I had hopes for even greater sales, as the subject of my first book was only Norristown, while my second, They’ve Been Down So Long…/Getting Up’s Still On Their Minds, deals with an additional seven towns.  I was therefore displeased to be informed by the store owner that he will not stock my new book.  He’ll fulfill any orders placed, but will not stock it.  He has a reason, a very principled one.  Amazon is his enemy, and he is part of an organization fighting it in the courts.  Things are getting ugly, and he is angry.  Therefore, because my book is published by a company owned by Amazon, he says sorry but no.

He is clearly taking this stand on principle.  Amazon is simply not going to notice—much less care—that one bookstore has declined to stock my new book.  His business, on the contrary, will lose potential income.  The loss may not be too noticeable, but it is certainly a greater percentage of his gross sales than of Amazon’s.  I lose the most, largely because “brick and mortar” book outlets are getting quite scarce (At present I have only one, the Historical Society of Montgomery County, at 1654 DeKalb Street in Norristown.  The Spring-Ford Area Historical Society will be stocking copies shortly).  Thus the loss of even one hurts.
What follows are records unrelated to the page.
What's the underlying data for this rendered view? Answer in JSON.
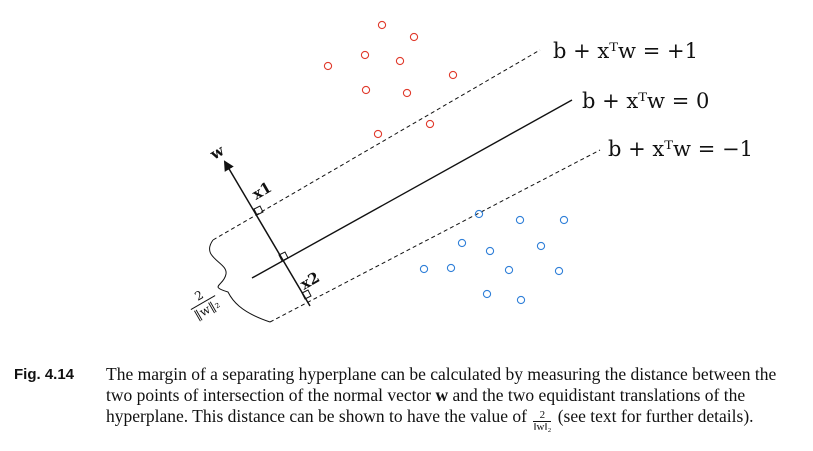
{
  "figure": {
    "eq_plus": "b + xᵀw = +1",
    "eq_zero": "b + xᵀw = 0",
    "eq_minus": "b + xᵀw = −1",
    "label_w": "w",
    "label_x1": "x1",
    "label_x2": "x2",
    "margin_num": "2",
    "margin_den": "‖w‖₂"
  },
  "caption": {
    "label": "Fig. 4.14",
    "text_1": "The margin of a separating hyperplane can be calculated by measuring the distance between the two points of intersection of the normal vector ",
    "bold_w": "w",
    "text_2": " and the two equidistant translations of the hyperplane. This distance can be shown to have the value of ",
    "frac_num": "2",
    "frac_den": "‖w‖₂",
    "text_3": " (see text for further details)."
  },
  "colors": {
    "red_points": "#e03a2c",
    "blue_points": "#2f7fd8",
    "ink": "#111111"
  }
}
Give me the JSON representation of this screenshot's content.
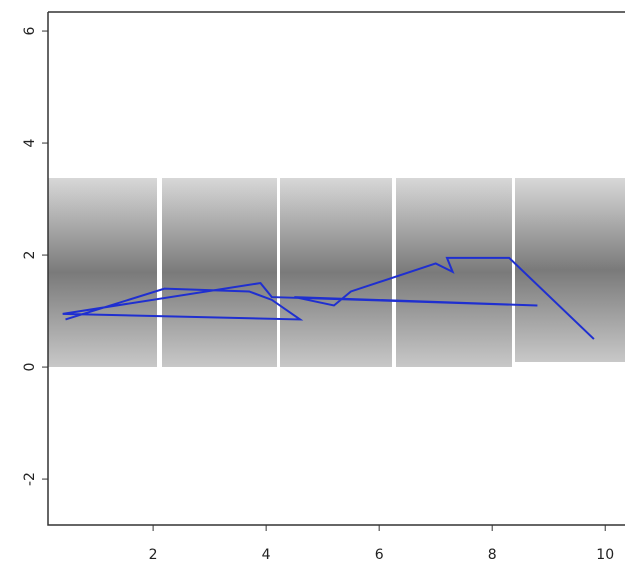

I am deeply conflicted on this.  I truly believe that people in the towns not too far from the Towne Book Center could benefit from reading my book.  That’s why I wrote it.  To have my best (okay, only) local bookstore refuse to stock my book certainly doesn’t help what I am trying to do.  Yet I am also sympathetic, for reasons explained above.  I write about principles I consider important and Towne Book Center upholds a principle it considers important, in the knowledge that the gesture will go entirely unnoticed.  We both uphold our principles, and make no impact whatsoever on the Bigness we both oppose.  Here again, on a day-to-day basis (but not “in the end”), it truly is all about the Benjamins.  We can all lament this to our heart’s content, but we have to keep on living in this changing world, and that means compromise.  The struggle over principles is unending.